I’ve been travelling overseas regularly for 20 years – I started back in the day of traveller’s cheques. Those days, thankfully, are long gone. There’s a few things you should do before you leave to make sure you have your cash and credit cards sorted. And ones that won’t cost you an arm and a leg.
A friend of mine incurred over $600 in bank fees – yes, bank fees, in less than six months when travelling around South America for six months, and that’s not from cash advances. International bank fees can really add up, so it pays to do your research before you go. Better in your pocket than in the bank’s!
My top tips and advice for preparing for overseas travel:
Ideally, you need three cards:
1. daily credit card
2. back up credit card
3. daily debit card for withdrawing cash from ATM’s / cash machines.
1. Credit cards
Have two credit cards (two accounts). One that you carry with you on a daily basis, and one that stays locked in your hotel / hostel safe. That way, if the one you are carrying gets lost or stolen, you have piece of mind that you can access cash / pay for goods (hopefully, while waiting for a replacement card).
2. Choosing a credit card
What to check when choosing a credit card:
- Compare currency conversion fees.
- Is there an interest free period (will you be back by then?)?
- Is there an annual fee?
- Are there fees on purchases made in foreign currencies?

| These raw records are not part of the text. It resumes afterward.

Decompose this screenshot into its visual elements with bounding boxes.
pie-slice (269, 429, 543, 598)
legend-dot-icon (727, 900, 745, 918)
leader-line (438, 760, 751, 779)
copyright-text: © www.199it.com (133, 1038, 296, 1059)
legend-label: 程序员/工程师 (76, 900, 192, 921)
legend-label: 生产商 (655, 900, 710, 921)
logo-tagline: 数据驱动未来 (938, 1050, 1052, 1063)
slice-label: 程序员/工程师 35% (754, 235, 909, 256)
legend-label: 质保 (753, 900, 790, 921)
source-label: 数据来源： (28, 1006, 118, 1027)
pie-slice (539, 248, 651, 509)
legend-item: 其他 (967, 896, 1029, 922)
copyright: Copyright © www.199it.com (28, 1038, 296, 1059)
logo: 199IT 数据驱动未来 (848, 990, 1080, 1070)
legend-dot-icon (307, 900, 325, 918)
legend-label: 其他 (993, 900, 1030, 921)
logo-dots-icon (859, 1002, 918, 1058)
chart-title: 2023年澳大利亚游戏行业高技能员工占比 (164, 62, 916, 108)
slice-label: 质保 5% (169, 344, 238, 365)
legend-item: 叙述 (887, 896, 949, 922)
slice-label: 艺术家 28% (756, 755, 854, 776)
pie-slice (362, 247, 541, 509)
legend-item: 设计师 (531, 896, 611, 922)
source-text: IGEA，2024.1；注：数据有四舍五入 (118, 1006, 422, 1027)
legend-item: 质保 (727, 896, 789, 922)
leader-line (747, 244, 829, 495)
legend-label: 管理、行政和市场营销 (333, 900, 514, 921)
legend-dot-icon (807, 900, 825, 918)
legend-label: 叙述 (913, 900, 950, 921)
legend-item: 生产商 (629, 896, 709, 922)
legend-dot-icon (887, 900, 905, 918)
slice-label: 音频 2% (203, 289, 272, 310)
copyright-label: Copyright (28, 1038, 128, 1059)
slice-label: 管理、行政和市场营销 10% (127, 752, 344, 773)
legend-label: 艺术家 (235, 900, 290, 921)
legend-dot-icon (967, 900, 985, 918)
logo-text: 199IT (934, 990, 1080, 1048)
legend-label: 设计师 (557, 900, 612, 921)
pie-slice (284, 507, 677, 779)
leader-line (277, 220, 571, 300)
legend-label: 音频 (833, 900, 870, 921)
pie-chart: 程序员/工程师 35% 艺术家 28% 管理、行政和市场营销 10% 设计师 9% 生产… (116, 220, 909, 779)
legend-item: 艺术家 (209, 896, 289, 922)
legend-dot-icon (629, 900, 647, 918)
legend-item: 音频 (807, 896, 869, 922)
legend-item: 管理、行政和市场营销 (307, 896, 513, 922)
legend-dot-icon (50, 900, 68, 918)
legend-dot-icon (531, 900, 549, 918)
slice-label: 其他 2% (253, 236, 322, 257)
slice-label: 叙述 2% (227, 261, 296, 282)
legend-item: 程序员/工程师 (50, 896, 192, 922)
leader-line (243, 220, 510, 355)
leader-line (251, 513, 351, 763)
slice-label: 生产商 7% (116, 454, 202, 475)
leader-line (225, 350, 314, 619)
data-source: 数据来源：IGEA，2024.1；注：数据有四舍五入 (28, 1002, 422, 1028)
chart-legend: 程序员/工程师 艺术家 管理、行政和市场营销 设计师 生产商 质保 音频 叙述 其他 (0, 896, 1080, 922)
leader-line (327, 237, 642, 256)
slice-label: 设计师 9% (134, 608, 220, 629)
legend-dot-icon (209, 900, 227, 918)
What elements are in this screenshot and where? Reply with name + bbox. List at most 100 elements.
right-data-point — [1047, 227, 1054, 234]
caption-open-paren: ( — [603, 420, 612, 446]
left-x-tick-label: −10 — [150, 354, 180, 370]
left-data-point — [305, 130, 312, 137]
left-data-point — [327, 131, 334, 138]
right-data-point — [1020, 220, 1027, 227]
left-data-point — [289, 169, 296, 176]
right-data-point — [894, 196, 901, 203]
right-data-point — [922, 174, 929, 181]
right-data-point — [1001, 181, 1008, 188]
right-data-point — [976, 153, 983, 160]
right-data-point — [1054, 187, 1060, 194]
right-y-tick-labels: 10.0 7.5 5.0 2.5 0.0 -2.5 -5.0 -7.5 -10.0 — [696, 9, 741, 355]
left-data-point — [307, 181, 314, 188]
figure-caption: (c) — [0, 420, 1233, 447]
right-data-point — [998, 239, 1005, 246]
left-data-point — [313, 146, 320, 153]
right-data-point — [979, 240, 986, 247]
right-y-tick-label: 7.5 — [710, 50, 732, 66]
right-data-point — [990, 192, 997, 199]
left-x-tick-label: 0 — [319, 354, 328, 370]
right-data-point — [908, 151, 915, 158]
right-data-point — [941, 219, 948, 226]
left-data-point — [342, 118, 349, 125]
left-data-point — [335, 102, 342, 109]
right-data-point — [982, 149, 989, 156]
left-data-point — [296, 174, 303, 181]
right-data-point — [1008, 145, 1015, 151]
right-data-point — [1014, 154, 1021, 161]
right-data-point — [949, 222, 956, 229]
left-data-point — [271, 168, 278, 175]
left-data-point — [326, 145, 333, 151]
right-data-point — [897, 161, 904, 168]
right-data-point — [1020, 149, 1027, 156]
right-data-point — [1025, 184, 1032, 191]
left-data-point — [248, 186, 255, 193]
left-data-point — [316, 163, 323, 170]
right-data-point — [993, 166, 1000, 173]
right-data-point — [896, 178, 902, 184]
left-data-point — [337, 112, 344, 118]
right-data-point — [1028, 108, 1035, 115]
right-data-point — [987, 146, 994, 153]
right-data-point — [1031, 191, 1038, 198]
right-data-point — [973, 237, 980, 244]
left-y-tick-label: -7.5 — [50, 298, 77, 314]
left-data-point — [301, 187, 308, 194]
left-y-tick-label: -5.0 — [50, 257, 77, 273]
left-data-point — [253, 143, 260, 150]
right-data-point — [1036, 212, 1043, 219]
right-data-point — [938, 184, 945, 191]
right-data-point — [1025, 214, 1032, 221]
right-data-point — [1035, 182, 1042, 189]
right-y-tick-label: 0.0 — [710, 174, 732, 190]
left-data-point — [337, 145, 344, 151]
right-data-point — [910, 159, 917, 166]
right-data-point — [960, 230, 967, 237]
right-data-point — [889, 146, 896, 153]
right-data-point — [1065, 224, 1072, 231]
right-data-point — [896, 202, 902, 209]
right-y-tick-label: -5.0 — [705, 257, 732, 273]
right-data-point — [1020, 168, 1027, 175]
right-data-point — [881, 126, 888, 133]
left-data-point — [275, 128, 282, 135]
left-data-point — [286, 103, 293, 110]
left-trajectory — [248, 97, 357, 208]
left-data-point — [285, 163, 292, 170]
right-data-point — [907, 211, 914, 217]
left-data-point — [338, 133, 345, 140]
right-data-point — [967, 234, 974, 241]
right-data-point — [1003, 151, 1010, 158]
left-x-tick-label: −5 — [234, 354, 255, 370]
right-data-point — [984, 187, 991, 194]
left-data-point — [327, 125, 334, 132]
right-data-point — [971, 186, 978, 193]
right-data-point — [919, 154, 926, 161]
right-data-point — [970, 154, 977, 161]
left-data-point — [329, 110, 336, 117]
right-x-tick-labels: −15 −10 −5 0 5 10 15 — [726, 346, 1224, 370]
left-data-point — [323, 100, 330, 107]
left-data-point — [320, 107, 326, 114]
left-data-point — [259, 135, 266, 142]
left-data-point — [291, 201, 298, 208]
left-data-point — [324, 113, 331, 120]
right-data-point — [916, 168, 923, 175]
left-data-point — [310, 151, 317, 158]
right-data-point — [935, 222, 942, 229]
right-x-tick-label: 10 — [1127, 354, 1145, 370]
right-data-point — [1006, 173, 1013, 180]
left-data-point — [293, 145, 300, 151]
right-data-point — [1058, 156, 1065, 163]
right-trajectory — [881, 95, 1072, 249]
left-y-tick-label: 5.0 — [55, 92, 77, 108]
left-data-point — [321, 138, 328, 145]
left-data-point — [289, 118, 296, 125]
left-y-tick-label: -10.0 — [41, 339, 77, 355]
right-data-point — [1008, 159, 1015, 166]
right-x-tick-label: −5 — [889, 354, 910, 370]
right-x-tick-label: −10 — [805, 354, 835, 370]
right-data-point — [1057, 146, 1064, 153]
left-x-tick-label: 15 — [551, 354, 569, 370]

Cash advance fees (withdrawing cash from your credit card) nearly always incurs high interest of over 20 per cent with no interest free period. Choose a debit card for access to cash.
In Australia, one of best international credit card to use overseas that incurs no fees what so ever (cash advances the exception) is the 28 Degrees MasterCard, a subsidiary of GE Capital. There’s no benefits from this card – no reward scheme, no frequent flyer points, no travel insurance. It’s a good choice for your daily spend credit card when overseas because there are no fees.
3. Access to cash
Before you go, closely compare bank travel cards and debit cards for overseas use so you can withdraw cash. Look for international transaction fees, currency conversion fees, and fees for using an ATM/cash machine not issued by your bank. In Australia, at at 30 June 2015, the bank with the lowest fees that we found is Citibank.
4. Real cash
Depending on your travel destination, it is a good idea to have a moderate amount of cash in the local currency with you before you land. That way, if there are no functioning cash machines at the airport when you land (or train station, port, bus station, ferry terminal, etc), you’ll have cash on you and be able take a taxi or bus to your accommodation. Some countries accept US dollars or Euros, many don’t.
Safe and happy travels! What are you top travel financial tips before you leave home?
Note: This is not a sponsored post, but based on my own view and experiences.